Revisão da lei eleitoral moçambicana negociada "em segredo"
9 de abril de 2024Segundo o Centro de Integridade Pública (CIP), o partido no poder, a Frente de Libertação de Moçmbique (FRELIMO), e os partidos da oposição Resistência Nacional Moçambicana (RENAMO) e Movimento Democrático de Moçambique (MDM) estarão "a negociar em segredo" uma revisão da lei eleitoral.
"O grupo de revisão da legislação acordou trabalhar em segredo, sem comunicar à imprensa, aos partidos extraparlamentares e à sociedade civil, até alcançar consensos sobre os artigos e o respetivo conteúdo a alterar", denuncia Borges Nhamirre, autor do artigo publicado no boletim do CIP.
Depois disso, acrescenta, levarão o projeto da revisão eleitoral "para ser rapidamente chancelado pela Assembleia da República, sem dar tempo do mesmo ser conhecido e debatido pela sociedade", afirma o investigador. Uma prática que, aliás, não é nova, explica em entrevista à DW África.
DW África: Porque é que um dossier tão importante como a revisão da lei eleitoral está a ser discutida sem envolver a sociedade civil?
Borges Nhamirre (BN): Porque eles estão mais interessados em defender os seus interesses particulares, não necessariamente interesses que tenham que ver com a transparência nas eleições. Então, eles entenderam que os três partidos com assento no Parlamento poderiam encontrar um meio termo que satisfaça a todos eles e avançar para as negociações.
DW África: Trata-se de uma prática nova por parte dos três partidos com assento parlamentar?
BN: Não é uma prática nova, é uma prática antiga. Eles combinam, mas depois quando chega a vez da lei ser aplicada, que é no período das eleições, então, aparecem as acusações e amiúde tem dado em violência pós-eleitoral. Muitos atos eleitorais são praticados assim, de uma forma secreta, e essa revisão da lei só o começo. Mas até, por exemplo, o apuramento geral de votos na Comissão Nacional de Eleições, onde estão representados os três partidos, acontece muitas vezes de forma secreta, trocam números de votos sem comunicar à imprensa, à sociedade. Aliás, o próprio Conselho Constitucional vai mudando números de votos sem comunicar à sociedade, vai trocando os editais sem comunicar à sociedade. Então, é uma prática antiga de falta de transparência na condução do processo eleitoral.
DW África: Portanto, reuniões dos partidos à porta fechada não são o palco certo para debater esta questão?

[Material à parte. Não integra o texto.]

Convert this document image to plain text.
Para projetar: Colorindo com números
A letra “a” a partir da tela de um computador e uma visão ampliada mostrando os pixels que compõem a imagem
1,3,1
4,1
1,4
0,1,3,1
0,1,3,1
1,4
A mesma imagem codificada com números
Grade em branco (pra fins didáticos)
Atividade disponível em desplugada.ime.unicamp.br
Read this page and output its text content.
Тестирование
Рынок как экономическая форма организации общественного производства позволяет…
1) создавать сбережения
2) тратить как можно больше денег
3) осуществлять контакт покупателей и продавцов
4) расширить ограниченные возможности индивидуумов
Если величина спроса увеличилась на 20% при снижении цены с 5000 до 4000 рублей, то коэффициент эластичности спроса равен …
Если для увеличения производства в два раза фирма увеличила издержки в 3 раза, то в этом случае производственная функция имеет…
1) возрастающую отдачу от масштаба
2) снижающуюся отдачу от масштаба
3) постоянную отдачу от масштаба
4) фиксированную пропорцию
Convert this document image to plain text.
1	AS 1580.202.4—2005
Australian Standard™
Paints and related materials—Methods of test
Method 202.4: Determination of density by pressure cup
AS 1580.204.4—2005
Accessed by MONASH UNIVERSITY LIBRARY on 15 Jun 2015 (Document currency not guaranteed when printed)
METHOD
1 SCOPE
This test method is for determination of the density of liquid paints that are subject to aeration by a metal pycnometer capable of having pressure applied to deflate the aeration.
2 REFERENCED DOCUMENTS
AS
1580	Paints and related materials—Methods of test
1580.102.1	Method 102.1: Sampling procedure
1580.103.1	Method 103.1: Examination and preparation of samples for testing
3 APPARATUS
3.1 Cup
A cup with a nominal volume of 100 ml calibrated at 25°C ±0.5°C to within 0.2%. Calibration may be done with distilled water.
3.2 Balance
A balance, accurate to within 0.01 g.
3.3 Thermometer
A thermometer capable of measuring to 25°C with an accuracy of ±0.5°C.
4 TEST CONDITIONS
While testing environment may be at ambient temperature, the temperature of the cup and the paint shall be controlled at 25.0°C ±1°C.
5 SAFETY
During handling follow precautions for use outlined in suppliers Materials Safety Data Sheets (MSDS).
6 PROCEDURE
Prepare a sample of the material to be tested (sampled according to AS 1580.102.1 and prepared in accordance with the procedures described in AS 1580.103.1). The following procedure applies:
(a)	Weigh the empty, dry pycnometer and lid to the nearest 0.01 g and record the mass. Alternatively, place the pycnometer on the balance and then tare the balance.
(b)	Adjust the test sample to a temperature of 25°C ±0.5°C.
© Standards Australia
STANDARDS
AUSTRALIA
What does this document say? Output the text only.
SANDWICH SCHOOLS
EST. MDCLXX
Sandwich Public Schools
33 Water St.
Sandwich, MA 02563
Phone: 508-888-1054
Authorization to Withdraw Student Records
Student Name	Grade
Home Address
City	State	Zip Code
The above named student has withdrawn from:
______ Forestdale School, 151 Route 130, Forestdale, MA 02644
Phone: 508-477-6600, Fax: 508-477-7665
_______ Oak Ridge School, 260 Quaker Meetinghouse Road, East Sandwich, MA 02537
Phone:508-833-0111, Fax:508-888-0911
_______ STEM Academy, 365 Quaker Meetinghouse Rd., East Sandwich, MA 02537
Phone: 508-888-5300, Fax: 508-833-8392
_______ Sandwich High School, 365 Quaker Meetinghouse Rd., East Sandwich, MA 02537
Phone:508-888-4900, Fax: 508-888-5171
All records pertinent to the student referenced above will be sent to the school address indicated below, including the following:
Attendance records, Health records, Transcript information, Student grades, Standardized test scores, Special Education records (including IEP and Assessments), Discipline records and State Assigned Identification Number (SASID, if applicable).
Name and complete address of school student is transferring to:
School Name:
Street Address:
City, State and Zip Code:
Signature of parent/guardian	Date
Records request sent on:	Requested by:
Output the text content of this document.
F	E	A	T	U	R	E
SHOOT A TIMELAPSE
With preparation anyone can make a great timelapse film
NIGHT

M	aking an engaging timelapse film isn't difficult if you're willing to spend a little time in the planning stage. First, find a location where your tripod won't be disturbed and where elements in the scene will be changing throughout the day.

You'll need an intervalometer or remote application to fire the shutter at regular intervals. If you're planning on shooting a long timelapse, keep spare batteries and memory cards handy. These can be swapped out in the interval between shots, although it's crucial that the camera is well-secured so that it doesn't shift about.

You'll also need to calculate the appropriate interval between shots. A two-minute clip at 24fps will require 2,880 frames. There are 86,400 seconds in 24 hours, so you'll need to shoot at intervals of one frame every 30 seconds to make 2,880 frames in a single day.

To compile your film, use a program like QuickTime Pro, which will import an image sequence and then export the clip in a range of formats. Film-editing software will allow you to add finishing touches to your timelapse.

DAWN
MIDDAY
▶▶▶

BN: Não, não são. Aliás, o lugar onde deviam ser debatidos esses assuntos é o Parlamento, mas esse grupo não está sequer a debater no Parlamento, está a debater em outro lugar neutro, sem ter comunicado aos moçambicanos.
DW África: E segundo as suas informações, os três partidos estão em vias de chegar a um consenso no que diz respeito a uma nova lei eleitoral?
BN: O problema é que estão a enganar-se uns aos outros, não se estão a entender. Dos 74 artigos, só há consenso em 19 artigos e são artigos não relevantes, não são a essência, porque a essência tem que ver com o poder que os tribunais e distritos, que são os tribunais eleitorais de primeira instância, têm.
DW África: E na vossa perspectiva, com uma nova e melhor lei eleitoral poder-se-ia evitar esse tipo de conflitos que houve, por exemplo, nas últimas autárquicas, em que houve várias decisões dos tribunais eleitorais e anulações de eleições ou mandatos para repetir contagens?
BN: Poderia minimizar sim, com uma revisão da lei correta. E os deputados também têm de saber que eles não são necessariamente especialistas. Não há nada melhor do que tornar este debates públicos. Aliás, tem sido prática no Parlamento que, quando há uma revisão de lei importante, eles divulgam essa legislação e consultam as organizações da sociedade civil com especialidade nessa área, consultam as academias e personalidades com conhecimentos. Agora estão a fazê-lo secretamente.